In the next part, the man and woman come together but the man in turn oppresses the woman, pushing and trapping her under the chair. He finds freedom in this incredible trapeze act, that has to be one of the best trapeze acts I’ve seen. She emerges from her chair, topless and disoriented, and does an interpretive acrobatic dance. I interpreted it as women finding their own liberation but it’s messy, problematic, full of starts and stops. Then the two come together and proceed to fight, throwing each other around stage.
Then they both do a awe-inspiring duo act on the double rope. This act was done with a voice the music about how we need to come together, need less cleverness and more kindness, need less machines and more emotions. But then, this moment of solidarity was over. The two put on their work clothes and then reached out into the audience, still seeking and alone. A friend of mine put it best, “I’ve never seen two people on stage so helplessly alone.” Incredible.
These two pieces will be performing again on Sunday at 8.
We also saw the International Edition of Circus Cheapo. It was also wondrous. It’s a different show from the others since it is a cabaret style and no narrative between the pieces. There were many amazing acts but I’ll talk about only a few. My favorite piece was a Chinese pole by Avina Rose-Williams. She flipped herself up and down the pole in ways I didn’t think the human body could move. The piece seemed to be about her affection for the pole who wasn’t the most kind of friends. It’d trip her, make her stumble (All on purpose, I assure you) but she remained faithful to it. Simply lovely.
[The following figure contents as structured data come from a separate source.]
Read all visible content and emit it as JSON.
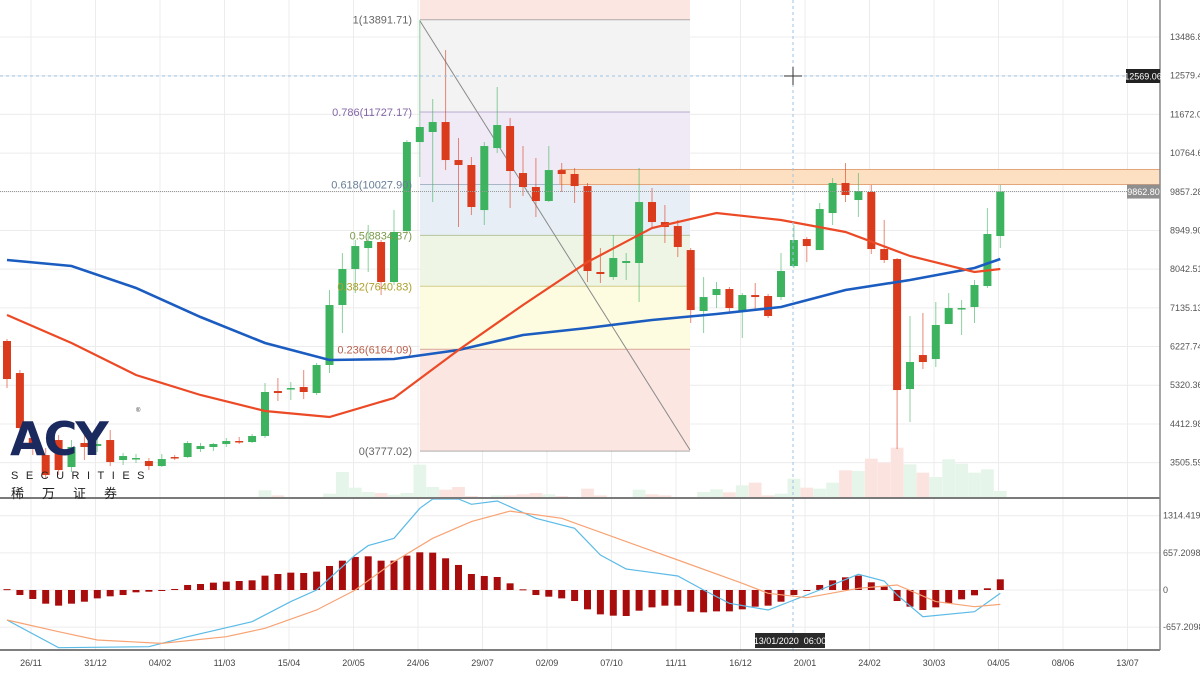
{
  "colors": {
    "up": "#3db35f",
    "down": "#db3b1d",
    "ma_slow": "#1a5cc0",
    "ma_fast": "#ec4a26",
    "macd_hist": "#a80c0c",
    "macd_line": "#5bbbe6",
    "signal_line": "#f7a374",
    "resistance_fill": "#fde0c2",
    "resistance_border": "#e3a57a"
  },
  "logo": {
    "brand": "ACY",
    "subtitle": "SECURITIES",
    "chinese": "稀万证券"
  },
  "price_axis": {
    "labels": [
      "13486.82",
      "12579.43",
      "11672.05",
      "10764.67",
      "9857.28",
      "8949.90",
      "8042.51",
      "7135.13",
      "6227.74",
      "5320.36",
      "4412.98",
      "3505.59"
    ]
  },
  "macd_axis": {
    "labels": [
      "1314.4196",
      "657.20984",
      "0",
      "-657.2098"
    ]
  },
  "time_axis": {
    "labels": [
      "26/11",
      "31/12",
      "04/02",
      "11/03",
      "15/04",
      "20/05",
      "24/06",
      "29/07",
      "02/09",
      "07/10",
      "11/11",
      "16/12",
      "20/01",
      "24/02",
      "30/03",
      "04/05",
      "08/06",
      "13/07"
    ]
  },
  "current_price_tag": "9862.80",
  "crosshair": {
    "price_tag": "12569.06",
    "time_tag": "13/01/2020  06:00"
  },
  "fibonacci": {
    "levels": [
      {
        "ratio": 1,
        "value": 13891.71,
        "label": "1(13891.71)",
        "color": "#666666",
        "fill": "#f3f3f3"
      },
      {
        "ratio": 0.786,
        "value": 11727.17,
        "label": "0.786(11727.17)",
        "color": "#8466a8",
        "fill": "#efeaf6"
      },
      {
        "ratio": 0.618,
        "value": 10027.9,
        "label": "0.618(10027.90)",
        "color": "#667d96",
        "fill": "#e8eef6"
      },
      {
        "ratio": 0.5,
        "value": 8834.37,
        "label": "0.5(8834.37)",
        "color": "#7c9a4c",
        "fill": "#eef5e5"
      },
      {
        "ratio": 0.382,
        "value": 7640.83,
        "label": "0.382(7640.83)",
        "color": "#ada02c",
        "fill": "#fdfbe0"
      },
      {
        "ratio": 0.236,
        "value": 6164.09,
        "label": "0.236(6164.09)",
        "color": "#b8604c",
        "fill": "#fbe6e2"
      },
      {
        "ratio": 0,
        "value": 3777.02,
        "label": "0(3777.02)",
        "color": "#666666",
        "fill": "#fbe6e2"
      }
    ]
  },
  "chart_data": {
    "type": "candlestick",
    "title": "",
    "interval": "weekly",
    "y_range": [
      3100,
      14300
    ],
    "resistance_zone": [
      10027.9,
      10380
    ],
    "candles_ohlc": [
      [
        6358,
        6404,
        5255,
        5466
      ],
      [
        5607,
        5677,
        4036,
        4317
      ],
      [
        4083,
        4388,
        3684,
        3919
      ],
      [
        3684,
        3848,
        3145,
        3215
      ],
      [
        4036,
        4153,
        3215,
        3332
      ],
      [
        3403,
        4036,
        3286,
        3872
      ],
      [
        3966,
        4388,
        3567,
        3872
      ],
      [
        3895,
        4153,
        3755,
        3942
      ],
      [
        4036,
        4270,
        3426,
        3520
      ],
      [
        3567,
        3731,
        3450,
        3661
      ],
      [
        3590,
        3708,
        3497,
        3614
      ],
      [
        3544,
        3614,
        3332,
        3426
      ],
      [
        3426,
        3708,
        3403,
        3590
      ],
      [
        3637,
        3684,
        3567,
        3614
      ],
      [
        3637,
        4013,
        3614,
        3966
      ],
      [
        3825,
        3966,
        3755,
        3895
      ],
      [
        3872,
        3966,
        3778,
        3942
      ],
      [
        3942,
        4083,
        3872,
        4013
      ],
      [
        4013,
        4106,
        3942,
        3989
      ],
      [
        3989,
        4177,
        3966,
        4130
      ],
      [
        4130,
        5373,
        4083,
        5162
      ],
      [
        5185,
        5490,
        4951,
        5138
      ],
      [
        5232,
        5396,
        4974,
        5255
      ],
      [
        5279,
        5677,
        4997,
        5162
      ],
      [
        5138,
        5842,
        5091,
        5795
      ],
      [
        5795,
        7553,
        5607,
        7202
      ],
      [
        7202,
        8421,
        6545,
        8046
      ],
      [
        8046,
        8726,
        7483,
        8585
      ],
      [
        8538,
        9078,
        7976,
        8703
      ],
      [
        8679,
        8726,
        7436,
        7741
      ],
      [
        7741,
        9429,
        7671,
        8914
      ],
      [
        8937,
        11071,
        8914,
        11024
      ],
      [
        11024,
        13890,
        10203,
        11376
      ],
      [
        11259,
        12032,
        9617,
        11493
      ],
      [
        11493,
        13181,
        10367,
        10602
      ],
      [
        10602,
        11118,
        9031,
        10485
      ],
      [
        10485,
        10672,
        9312,
        9500
      ],
      [
        9429,
        11024,
        9078,
        10930
      ],
      [
        10883,
        12314,
        10766,
        11423
      ],
      [
        11399,
        11587,
        9476,
        10344
      ],
      [
        10297,
        10930,
        9758,
        9969
      ],
      [
        9969,
        10649,
        9265,
        9641
      ],
      [
        9641,
        10930,
        9617,
        10367
      ],
      [
        10367,
        10532,
        9852,
        10274
      ],
      [
        10274,
        10414,
        9594,
        9992
      ],
      [
        9992,
        10063,
        7741,
        7999
      ],
      [
        7976,
        8538,
        7718,
        7929
      ],
      [
        7858,
        8843,
        7788,
        8304
      ],
      [
        8187,
        8421,
        7788,
        8234
      ],
      [
        8187,
        10414,
        7272,
        9617
      ],
      [
        9617,
        9945,
        9007,
        9148
      ],
      [
        9148,
        9547,
        8656,
        9031
      ],
      [
        9054,
        9195,
        8327,
        8562
      ],
      [
        8491,
        8538,
        6780,
        7084
      ],
      [
        7061,
        7858,
        6545,
        7389
      ],
      [
        7436,
        7741,
        7131,
        7577
      ],
      [
        7577,
        7624,
        7038,
        7131
      ],
      [
        7061,
        7483,
        6428,
        7436
      ],
      [
        7436,
        7718,
        7084,
        7389
      ],
      [
        7413,
        7460,
        6897,
        6944
      ],
      [
        7389,
        8421,
        7319,
        7999
      ],
      [
        8116,
        9078,
        8069,
        8726
      ],
      [
        8749,
        8796,
        8210,
        8585
      ],
      [
        8491,
        9594,
        8491,
        9453
      ],
      [
        9359,
        10180,
        9078,
        10063
      ],
      [
        10063,
        10532,
        9617,
        9781
      ],
      [
        9664,
        10297,
        9265,
        9875
      ],
      [
        9852,
        10016,
        8398,
        8515
      ],
      [
        8515,
        9195,
        8187,
        8257
      ],
      [
        8280,
        8304,
        3825,
        5208
      ],
      [
        5232,
        6944,
        4458,
        5865
      ],
      [
        6029,
        7014,
        5701,
        5865
      ],
      [
        5935,
        7272,
        5748,
        6733
      ],
      [
        6756,
        7483,
        6756,
        7131
      ],
      [
        7108,
        7319,
        6498,
        7131
      ],
      [
        7155,
        7788,
        6780,
        7671
      ],
      [
        7647,
        9476,
        7600,
        8867
      ],
      [
        8820,
        10016,
        8538,
        9862.8
      ]
    ],
    "volume_relative": [
      [
        20,
        20
      ],
      [
        21,
        5
      ],
      [
        25,
        10
      ],
      [
        26,
        75
      ],
      [
        27,
        28
      ],
      [
        28,
        15
      ],
      [
        29,
        12
      ],
      [
        30,
        7
      ],
      [
        31,
        12
      ],
      [
        32,
        97
      ],
      [
        33,
        30
      ],
      [
        34,
        22
      ],
      [
        35,
        30
      ],
      [
        36,
        3
      ],
      [
        38,
        5
      ],
      [
        39,
        5
      ],
      [
        40,
        8
      ],
      [
        41,
        12
      ],
      [
        42,
        8
      ],
      [
        43,
        3
      ],
      [
        45,
        25
      ],
      [
        46,
        5
      ],
      [
        49,
        22
      ],
      [
        50,
        8
      ],
      [
        51,
        5
      ],
      [
        54,
        15
      ],
      [
        55,
        23
      ],
      [
        56,
        14
      ],
      [
        57,
        35
      ],
      [
        58,
        43
      ],
      [
        59,
        5
      ],
      [
        60,
        10
      ],
      [
        61,
        55
      ],
      [
        62,
        28
      ],
      [
        63,
        25
      ],
      [
        64,
        43
      ],
      [
        65,
        80
      ],
      [
        66,
        78
      ],
      [
        67,
        115
      ],
      [
        68,
        103
      ],
      [
        69,
        148
      ],
      [
        70,
        98
      ],
      [
        71,
        73
      ],
      [
        72,
        60
      ],
      [
        73,
        113
      ],
      [
        74,
        100
      ],
      [
        75,
        73
      ],
      [
        76,
        83
      ],
      [
        77,
        18
      ]
    ],
    "ma_slow": [
      [
        0,
        8257
      ],
      [
        5,
        8116
      ],
      [
        10,
        7600
      ],
      [
        15,
        6920
      ],
      [
        20,
        6311
      ],
      [
        25,
        5912
      ],
      [
        30,
        5935
      ],
      [
        35,
        6147
      ],
      [
        40,
        6498
      ],
      [
        45,
        6662
      ],
      [
        50,
        6850
      ],
      [
        55,
        6991
      ],
      [
        60,
        7155
      ],
      [
        65,
        7553
      ],
      [
        70,
        7788
      ],
      [
        75,
        8069
      ],
      [
        77,
        8280
      ]
    ],
    "ma_fast": [
      [
        0,
        6967
      ],
      [
        5,
        6311
      ],
      [
        10,
        5560
      ],
      [
        15,
        5091
      ],
      [
        20,
        4716
      ],
      [
        25,
        4575
      ],
      [
        30,
        5021
      ],
      [
        35,
        6147
      ],
      [
        40,
        7202
      ],
      [
        45,
        8210
      ],
      [
        50,
        9007
      ],
      [
        55,
        9359
      ],
      [
        60,
        9195
      ],
      [
        65,
        8914
      ],
      [
        70,
        8351
      ],
      [
        75,
        7976
      ],
      [
        77,
        8046
      ]
    ],
    "macd": {
      "y_range": [
        -900,
        1550
      ],
      "histogram": [
        15,
        -89,
        -159,
        -242,
        -277,
        -242,
        -207,
        -148,
        -112,
        -89,
        -41,
        -30,
        -6,
        18,
        89,
        106,
        130,
        148,
        159,
        171,
        254,
        283,
        307,
        301,
        325,
        425,
        519,
        584,
        596,
        519,
        519,
        608,
        667,
        661,
        561,
        443,
        283,
        248,
        230,
        118,
        12,
        -89,
        -118,
        -148,
        -195,
        -342,
        -431,
        -454,
        -460,
        -366,
        -307,
        -277,
        -277,
        -384,
        -395,
        -378,
        -378,
        -342,
        -295,
        -277,
        -207,
        -89,
        -12,
        89,
        171,
        224,
        254,
        136,
        59,
        -195,
        -295,
        -354,
        -307,
        -236,
        -165,
        -94,
        30,
        189
      ],
      "macd_line": [
        [
          0,
          -531
        ],
        [
          4,
          -1020
        ],
        [
          11,
          -1003
        ],
        [
          14,
          -826
        ],
        [
          19,
          -560
        ],
        [
          22,
          -206
        ],
        [
          24,
          0
        ],
        [
          27,
          620
        ],
        [
          28,
          785
        ],
        [
          30,
          915
        ],
        [
          32,
          1446
        ],
        [
          33,
          1610
        ],
        [
          35,
          1610
        ],
        [
          36,
          1516
        ],
        [
          38,
          1575
        ],
        [
          41,
          1268
        ],
        [
          44,
          1092
        ],
        [
          46,
          620
        ],
        [
          48,
          372
        ],
        [
          52,
          248
        ],
        [
          54,
          0
        ],
        [
          56,
          -236
        ],
        [
          59,
          -354
        ],
        [
          63,
          0
        ],
        [
          66,
          277
        ],
        [
          68,
          159
        ],
        [
          69,
          -89
        ],
        [
          71,
          -472
        ],
        [
          75,
          -384
        ],
        [
          77,
          -59
        ]
      ],
      "signal_line": [
        [
          0,
          -531
        ],
        [
          4,
          -737
        ],
        [
          7,
          -885
        ],
        [
          12,
          -944
        ],
        [
          17,
          -826
        ],
        [
          20,
          -678
        ],
        [
          24,
          -354
        ],
        [
          27,
          0
        ],
        [
          30,
          501
        ],
        [
          33,
          915
        ],
        [
          36,
          1210
        ],
        [
          39,
          1395
        ],
        [
          43,
          1268
        ],
        [
          48,
          856
        ],
        [
          52,
          531
        ],
        [
          57,
          118
        ],
        [
          59,
          -59
        ],
        [
          62,
          -136
        ],
        [
          66,
          30
        ],
        [
          69,
          89
        ],
        [
          72,
          -206
        ],
        [
          75,
          -295
        ],
        [
          77,
          -254
        ]
      ]
    }
  }
}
There was a wondrous Duo acro piece by Andy and Abigail. A spotlight came on and Abigail struck a pose. Andy came along and picked up her up and moved her. She’d fight back over the spotlight. The piece was charming and impressive. Andy threw Abigail up and around. At one point, she stood on his hands while he lay down and he proceeded to roll over and over without dropping her. Amazing.
Another piece that really struck me was Rain Anya and Sarah Bebe Holmes who call themselves “Paper Doll Militia.” They performed a piece called “New Approach” on the duo silks. It was one of the most beautifully, menacing acts I’ve seen. One way I interpreted the piece was that one artist was in a mental institution and the other was the physical embodiment of her insanity. The first was dressed in what looked like a ripped up straitjacket. The second artist crawled off the silks and terrorized the first artist. Very unusually and exciting.
So that’s all for now. I’ve got a full day of circus and a silent film ahead of me.